Scenario 4: Conservative / Regulated Industry

Problem: Consistency and predictability matter more than maximizing acceptance rate.

Recommended: behaviorAlgos with riskAversion


{
  "approach": "behaviorAlgos",
  "sub_approach": "riskAversion",
  "processing_count": 5000,
  "processing_window": 2592000000,
  "decay_gamma": 1.0
}

Scenario 5: Simple A/B Testing

Problem: Basic performance tracking with minimal complexity.

Recommended: epsilonGreedy with epsilon between 0.05 and 0.20


{
  "approach": "epsilonGreedy",
  "epsilon": 0.1,
  "processing_count": 1000,
  "processing_window": 86400000,
  "decay_gamma": 1.0
}

Scenario 6: Sequential Customer Journey

Problem: Optimal next offer depends on what the customer has already seen/accepted.

Recommended: QLearning


{
  "approach": "QLearning",
  "learning_rate": 0.25,
  "discount_factor": 0.75,
  "random_action": 0.2,
  "max_reward": 10,
  "processing_count": 5000,
  "training_data_source": "logging"
}

Scenario 7: Marketing Campaign with Behavioral Nudging

Problem: Recommendations should be informed by how humans actually make decisions.
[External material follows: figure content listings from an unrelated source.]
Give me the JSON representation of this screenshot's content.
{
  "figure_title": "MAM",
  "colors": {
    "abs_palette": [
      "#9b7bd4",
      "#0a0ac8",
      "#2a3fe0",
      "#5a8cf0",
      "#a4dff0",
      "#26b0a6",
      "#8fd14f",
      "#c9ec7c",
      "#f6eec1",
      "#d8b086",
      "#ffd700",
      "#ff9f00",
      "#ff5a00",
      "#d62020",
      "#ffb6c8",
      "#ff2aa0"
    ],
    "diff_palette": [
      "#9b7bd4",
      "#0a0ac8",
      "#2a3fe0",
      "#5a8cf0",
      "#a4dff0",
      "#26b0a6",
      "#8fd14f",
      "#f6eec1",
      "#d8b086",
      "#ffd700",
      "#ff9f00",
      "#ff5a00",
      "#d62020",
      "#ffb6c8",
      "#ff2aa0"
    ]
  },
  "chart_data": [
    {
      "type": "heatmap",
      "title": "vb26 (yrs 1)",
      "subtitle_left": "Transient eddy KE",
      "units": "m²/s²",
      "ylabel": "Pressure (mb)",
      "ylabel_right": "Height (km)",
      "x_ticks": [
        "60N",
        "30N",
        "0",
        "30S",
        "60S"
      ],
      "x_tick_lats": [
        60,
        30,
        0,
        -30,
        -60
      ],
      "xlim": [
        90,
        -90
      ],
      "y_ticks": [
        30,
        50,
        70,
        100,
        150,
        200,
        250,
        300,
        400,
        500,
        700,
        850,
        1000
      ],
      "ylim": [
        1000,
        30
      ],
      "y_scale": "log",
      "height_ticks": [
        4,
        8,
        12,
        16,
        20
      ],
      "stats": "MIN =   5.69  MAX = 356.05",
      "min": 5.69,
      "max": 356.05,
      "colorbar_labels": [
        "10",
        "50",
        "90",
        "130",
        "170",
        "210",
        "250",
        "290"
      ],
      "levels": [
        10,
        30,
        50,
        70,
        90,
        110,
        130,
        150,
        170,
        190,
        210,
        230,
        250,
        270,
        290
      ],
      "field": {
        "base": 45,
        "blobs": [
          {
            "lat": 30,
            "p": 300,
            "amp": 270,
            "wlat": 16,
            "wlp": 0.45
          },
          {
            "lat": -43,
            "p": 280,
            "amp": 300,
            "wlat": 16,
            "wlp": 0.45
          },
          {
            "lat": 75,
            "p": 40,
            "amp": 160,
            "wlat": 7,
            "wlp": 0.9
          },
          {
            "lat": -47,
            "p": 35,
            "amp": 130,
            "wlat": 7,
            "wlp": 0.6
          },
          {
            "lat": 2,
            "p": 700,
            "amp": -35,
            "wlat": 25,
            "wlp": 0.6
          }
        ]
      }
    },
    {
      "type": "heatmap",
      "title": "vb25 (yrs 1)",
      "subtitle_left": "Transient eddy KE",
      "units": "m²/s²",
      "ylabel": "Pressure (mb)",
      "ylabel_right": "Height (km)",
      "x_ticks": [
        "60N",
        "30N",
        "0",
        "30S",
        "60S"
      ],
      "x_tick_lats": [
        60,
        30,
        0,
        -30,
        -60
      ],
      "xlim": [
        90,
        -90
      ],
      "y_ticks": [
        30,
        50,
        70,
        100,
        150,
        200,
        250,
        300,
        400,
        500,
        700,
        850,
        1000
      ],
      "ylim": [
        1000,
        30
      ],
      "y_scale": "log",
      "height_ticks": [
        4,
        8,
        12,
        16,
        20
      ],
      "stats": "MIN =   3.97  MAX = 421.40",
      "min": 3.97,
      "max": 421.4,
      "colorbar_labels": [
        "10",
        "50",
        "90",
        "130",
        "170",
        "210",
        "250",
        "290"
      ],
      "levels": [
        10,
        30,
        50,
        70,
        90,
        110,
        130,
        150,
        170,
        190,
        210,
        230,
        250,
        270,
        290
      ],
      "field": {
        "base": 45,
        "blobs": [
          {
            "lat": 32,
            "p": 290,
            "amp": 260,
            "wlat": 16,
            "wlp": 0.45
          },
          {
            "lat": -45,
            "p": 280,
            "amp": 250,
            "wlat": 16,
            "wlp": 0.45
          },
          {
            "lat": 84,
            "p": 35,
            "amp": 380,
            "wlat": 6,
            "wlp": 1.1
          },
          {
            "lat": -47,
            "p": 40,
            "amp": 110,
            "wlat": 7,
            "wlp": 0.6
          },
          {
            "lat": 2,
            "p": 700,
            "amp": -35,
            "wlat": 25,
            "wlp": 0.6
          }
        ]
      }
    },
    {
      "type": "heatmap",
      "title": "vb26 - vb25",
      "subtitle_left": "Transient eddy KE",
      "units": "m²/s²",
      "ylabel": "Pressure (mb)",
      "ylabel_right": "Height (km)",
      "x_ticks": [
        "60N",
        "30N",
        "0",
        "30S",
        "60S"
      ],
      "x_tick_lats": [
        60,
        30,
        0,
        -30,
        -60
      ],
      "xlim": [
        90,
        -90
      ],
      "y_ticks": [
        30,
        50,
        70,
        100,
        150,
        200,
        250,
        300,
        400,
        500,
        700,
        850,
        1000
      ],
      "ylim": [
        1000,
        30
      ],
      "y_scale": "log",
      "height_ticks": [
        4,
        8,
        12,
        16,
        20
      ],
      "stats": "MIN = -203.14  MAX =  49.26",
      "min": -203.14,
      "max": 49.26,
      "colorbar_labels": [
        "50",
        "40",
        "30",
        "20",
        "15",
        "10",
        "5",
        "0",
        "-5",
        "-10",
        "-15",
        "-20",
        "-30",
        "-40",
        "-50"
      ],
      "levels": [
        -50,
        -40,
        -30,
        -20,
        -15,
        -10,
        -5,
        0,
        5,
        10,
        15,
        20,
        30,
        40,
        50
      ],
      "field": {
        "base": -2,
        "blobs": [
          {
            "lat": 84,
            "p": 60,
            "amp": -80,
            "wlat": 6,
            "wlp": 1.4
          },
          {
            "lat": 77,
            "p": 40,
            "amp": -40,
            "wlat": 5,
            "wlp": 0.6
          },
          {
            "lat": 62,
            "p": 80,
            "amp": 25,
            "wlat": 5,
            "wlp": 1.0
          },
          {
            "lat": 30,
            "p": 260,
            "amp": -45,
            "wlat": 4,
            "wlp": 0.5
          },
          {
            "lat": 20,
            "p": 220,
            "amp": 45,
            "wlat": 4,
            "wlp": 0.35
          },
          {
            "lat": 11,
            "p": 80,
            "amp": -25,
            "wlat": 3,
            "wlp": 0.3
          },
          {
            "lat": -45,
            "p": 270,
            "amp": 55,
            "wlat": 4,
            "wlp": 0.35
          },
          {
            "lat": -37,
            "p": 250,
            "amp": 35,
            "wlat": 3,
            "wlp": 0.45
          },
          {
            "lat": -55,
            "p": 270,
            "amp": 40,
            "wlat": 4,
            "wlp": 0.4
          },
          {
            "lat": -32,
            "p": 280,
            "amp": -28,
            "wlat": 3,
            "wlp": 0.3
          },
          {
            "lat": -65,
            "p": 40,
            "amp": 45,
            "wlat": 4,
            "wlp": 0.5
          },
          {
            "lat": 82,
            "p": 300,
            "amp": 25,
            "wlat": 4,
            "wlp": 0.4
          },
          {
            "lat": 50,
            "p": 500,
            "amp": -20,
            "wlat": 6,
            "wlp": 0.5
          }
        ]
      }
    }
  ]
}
Recommended: behaviorAlgos with prospectTheory


{
  "approach": "behaviorAlgos",
  "sub_approach": "prospectTheory",
  "epsilon": 0.1,
  "processing_count": 5000,
  "processing_window": 604800000,
  "decay_gamma": 1.0
}

Scenario 8: Engagement Fatigue Analysis

Problem: Determine optimal frequency and intensity of customer engagement.

Recommended: behaviorAlgos with sentimentalEquilibrium


{
  "approach": "behaviorAlgos",
  "sub_approach": "sentimentalEquilibrium",
  "processing_count": 5000,
  "decay_gamma": 1.0
}

Configuration Reference

Common Parameters

Parameter	Type	Description
`approach`	string	Top-level algorithm: `binaryThompson`, `epsilonGreedy`, `behaviorAlgos`, `Network`, `QLearning`, `naiveBayes`
`sub_approach`	string	Behavioral sub-algorithm (only when `approach=behaviorAlgos`)
`epsilon`	double	Exploration probability. Range: 0.0 to 1.0. Typical: 0.05-0.20
`success_reward`	double	Weight for successful interactions when updating alpha. Default: 1.0
`fail_reward`	double	Weight for failed interactions when updating beta. Default: 1.0
`processing_window`	long	Time window in milliseconds. 0 = no limit. E.g. 86400000 (24h), 604800000 (7d)
`processing_count`	int	Max records per update cycle. 0 = no limit. Typical: 1000-10000
`decay_gamma`	double	Geometric decay for older interactions. 1.0 = no decay
`interaction_count`	int	Cap on interactions per customer. 0 = no cap

Processing Window Examples

Use Case	`processing_window`	`processing_count`	`decay_gamma`	Effect
Last 24 hours only	86400000	0	1.0	Fresh data, responsive to changes
Last 7 days, max 5000	604800000	5000	1.0	Balanced freshness and volume
Last 30 days with decay	2592000000	0	1.5	Long history, recent data weighted more
Last 1000 interactions	0	1000	1.0	Fixed sample size, most recent
All time, no limit	0	0	1.0	Maximum data, slowest adaptation

Reward Strategy Factory

The RewardStrategyFactory maps the approach to a reward computation:

Approach	Strategy	Computation
`binaryThompson`	`ThompsonReward`	`Beta(alpha + success * responses, beta + fail * (logs - responses)).sample()`
`epsilonGreedy`	`EpsilonGreedyReward`	`response_count / logging_count`
`Network`	`NetworkReward`	Returns 1.0 (PageRank handles scoring)
`behaviorAlgos`	`BehaviorReward`	Returns 1.0 (behavioral algorithms handle scoring)
`QLearning`	`QLearningReward`	Returns 1.0 (Q-table handles scoring)
`naiveBayes`	`NaiveBayesReward`	Returns 1.0 (Naive Bayes handles scoring)

For custom formulas, see Custom Reward Functions.